The resulting curving forms follow a mathematical principle known as "minimal surfaces,"
according to which a given plane assumes a geometrical configuration of least possible area into which it can readily deform according to a given framework. The use of soy-peanut epoxy to freeze these flowing forms is an important new step in the artist's practice, as this natural material allows Long to return to his biomorphic forms. In some, the raw translucent resin is stained with colors that flow across the organic form, creating atmospheric drips and haze. In others, color and textures shift across the opaque resin surfaces, defining the volumes enclosed by these minimal surfaces.
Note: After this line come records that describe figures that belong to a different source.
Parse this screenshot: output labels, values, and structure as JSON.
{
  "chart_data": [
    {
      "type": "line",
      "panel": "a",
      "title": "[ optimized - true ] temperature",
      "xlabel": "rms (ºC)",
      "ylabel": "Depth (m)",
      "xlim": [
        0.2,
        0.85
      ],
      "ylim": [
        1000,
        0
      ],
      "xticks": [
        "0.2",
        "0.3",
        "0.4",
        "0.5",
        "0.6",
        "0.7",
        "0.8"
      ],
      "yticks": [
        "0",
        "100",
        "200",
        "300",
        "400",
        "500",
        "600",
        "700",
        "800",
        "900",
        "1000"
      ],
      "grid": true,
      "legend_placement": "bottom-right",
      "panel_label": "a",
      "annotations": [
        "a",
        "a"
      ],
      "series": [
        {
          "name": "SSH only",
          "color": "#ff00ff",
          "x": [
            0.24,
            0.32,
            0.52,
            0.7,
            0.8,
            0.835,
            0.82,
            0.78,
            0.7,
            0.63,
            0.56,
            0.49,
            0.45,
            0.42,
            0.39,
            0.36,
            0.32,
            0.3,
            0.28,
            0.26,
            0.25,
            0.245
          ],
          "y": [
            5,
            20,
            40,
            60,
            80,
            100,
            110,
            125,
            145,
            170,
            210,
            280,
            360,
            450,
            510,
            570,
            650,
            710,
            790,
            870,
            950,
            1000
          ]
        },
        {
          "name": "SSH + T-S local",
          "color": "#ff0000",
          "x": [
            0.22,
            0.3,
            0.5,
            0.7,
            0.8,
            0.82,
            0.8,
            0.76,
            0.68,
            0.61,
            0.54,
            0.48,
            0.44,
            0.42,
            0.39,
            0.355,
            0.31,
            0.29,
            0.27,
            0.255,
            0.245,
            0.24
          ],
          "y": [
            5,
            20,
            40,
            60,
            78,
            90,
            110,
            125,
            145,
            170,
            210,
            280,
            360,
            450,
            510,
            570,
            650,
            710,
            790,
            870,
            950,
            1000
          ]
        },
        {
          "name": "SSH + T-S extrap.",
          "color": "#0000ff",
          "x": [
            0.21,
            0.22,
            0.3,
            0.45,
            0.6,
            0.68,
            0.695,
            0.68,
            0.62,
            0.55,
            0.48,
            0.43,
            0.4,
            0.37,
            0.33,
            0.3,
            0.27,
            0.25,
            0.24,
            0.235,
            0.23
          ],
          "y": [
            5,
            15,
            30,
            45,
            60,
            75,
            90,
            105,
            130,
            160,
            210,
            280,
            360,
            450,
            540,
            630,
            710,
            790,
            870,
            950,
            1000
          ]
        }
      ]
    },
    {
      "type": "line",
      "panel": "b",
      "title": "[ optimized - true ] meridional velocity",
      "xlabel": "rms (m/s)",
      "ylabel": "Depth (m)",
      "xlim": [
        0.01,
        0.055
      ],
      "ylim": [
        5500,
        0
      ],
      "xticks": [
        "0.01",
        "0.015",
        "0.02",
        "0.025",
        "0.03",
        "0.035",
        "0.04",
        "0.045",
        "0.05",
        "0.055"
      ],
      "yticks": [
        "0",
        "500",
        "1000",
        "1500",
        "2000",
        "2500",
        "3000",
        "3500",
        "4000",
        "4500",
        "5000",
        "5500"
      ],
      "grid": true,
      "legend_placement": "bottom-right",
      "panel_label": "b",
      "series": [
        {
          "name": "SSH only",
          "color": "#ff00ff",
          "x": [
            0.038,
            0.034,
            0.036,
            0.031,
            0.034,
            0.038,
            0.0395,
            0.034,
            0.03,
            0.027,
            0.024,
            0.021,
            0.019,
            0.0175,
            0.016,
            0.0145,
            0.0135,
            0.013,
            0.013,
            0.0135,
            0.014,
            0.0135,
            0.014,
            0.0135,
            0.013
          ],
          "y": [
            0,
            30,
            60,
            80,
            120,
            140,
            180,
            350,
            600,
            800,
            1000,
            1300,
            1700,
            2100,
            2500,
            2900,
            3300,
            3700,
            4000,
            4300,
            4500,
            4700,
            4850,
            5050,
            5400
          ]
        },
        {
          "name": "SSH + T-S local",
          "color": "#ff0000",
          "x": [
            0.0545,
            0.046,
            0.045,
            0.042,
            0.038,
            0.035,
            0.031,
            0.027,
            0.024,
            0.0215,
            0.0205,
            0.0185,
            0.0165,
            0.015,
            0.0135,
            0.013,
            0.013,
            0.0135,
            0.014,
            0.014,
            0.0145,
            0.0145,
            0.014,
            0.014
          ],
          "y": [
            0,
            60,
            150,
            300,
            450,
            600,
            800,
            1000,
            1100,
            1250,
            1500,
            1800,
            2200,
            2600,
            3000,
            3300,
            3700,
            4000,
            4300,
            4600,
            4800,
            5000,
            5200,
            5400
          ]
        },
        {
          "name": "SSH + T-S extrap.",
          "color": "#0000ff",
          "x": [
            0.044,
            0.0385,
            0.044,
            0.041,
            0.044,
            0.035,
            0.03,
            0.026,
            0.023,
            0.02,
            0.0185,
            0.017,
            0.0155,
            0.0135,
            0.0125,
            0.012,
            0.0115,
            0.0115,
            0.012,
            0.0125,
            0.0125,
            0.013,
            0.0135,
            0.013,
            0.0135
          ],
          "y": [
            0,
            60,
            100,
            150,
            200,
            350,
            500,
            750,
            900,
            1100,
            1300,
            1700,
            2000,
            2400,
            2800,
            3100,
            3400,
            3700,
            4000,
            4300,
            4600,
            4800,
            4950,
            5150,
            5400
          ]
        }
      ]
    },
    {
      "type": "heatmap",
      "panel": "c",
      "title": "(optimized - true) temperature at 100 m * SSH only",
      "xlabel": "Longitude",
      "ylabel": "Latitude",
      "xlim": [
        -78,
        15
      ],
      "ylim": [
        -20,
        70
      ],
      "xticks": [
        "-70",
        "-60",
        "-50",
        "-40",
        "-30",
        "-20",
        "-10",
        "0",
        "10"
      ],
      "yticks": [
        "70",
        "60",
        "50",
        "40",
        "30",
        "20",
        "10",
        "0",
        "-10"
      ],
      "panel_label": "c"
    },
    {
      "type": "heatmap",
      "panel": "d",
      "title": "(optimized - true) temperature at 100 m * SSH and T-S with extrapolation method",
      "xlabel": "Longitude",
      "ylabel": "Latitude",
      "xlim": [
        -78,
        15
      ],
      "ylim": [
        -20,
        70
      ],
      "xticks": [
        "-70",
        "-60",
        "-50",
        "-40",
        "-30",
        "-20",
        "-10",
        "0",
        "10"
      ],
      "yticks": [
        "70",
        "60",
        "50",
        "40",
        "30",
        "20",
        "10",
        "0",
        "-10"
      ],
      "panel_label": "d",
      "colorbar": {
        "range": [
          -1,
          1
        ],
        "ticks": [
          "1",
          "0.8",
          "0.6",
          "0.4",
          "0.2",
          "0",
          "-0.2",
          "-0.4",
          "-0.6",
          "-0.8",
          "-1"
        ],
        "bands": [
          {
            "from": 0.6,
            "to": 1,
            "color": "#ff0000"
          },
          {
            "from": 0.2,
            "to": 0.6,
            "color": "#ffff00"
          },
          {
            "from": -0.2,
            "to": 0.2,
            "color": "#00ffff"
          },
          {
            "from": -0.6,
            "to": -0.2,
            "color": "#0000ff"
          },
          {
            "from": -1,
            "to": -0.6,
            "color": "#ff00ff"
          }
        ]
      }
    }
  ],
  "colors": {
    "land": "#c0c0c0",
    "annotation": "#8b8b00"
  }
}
Long finds inspiration in the writings of Ralph Waldo Emerson, and thus seeks a creative
investigation that is open-ended, independent of pre-determined objectives, and, as Emerson himself describes it, a "voyage in the unharbored deep." In one piece, Long has included sketches culled from the rich collection of drawings in which he typically immerses himself while in the studio. Presented within the cavity of the sculpture, Long suggests that the threedimensional forms on view convey but a few of the many possible manifestations along a continuous arc of the artist's inner exploration.
Charles Long's work was recently exhibited at the UCLA Hammer Museum, Los Angeles as part of a solo presentation entitled Seeing Green, in conjunction with the exhibition All of This and Nothing: 6th Hammer Invitational. Other recent shows include The Uncertainty of Objects and Ideas: Contemporary Sculpture, at the Hirshhorn Museum and Sculpture Garden, Washington, DC (group 2006); 100 Pounds of Clay, Orange County Museum of Art, Newport Beach, CA (solo 2006); Gone Formalism, Institute of Contemporary Art, Philadelphia, (group 2006); and More Like a Dream Than a Scheme, David Winton Bell Gallery, Brown University, Providence, RI, traveled to SITE Santa Fe (solo 2005). In addition to being featured in the Whitney Biennial, Long has received the American Academy of Arts and Letters "Award of Merit Medal for Sculpture."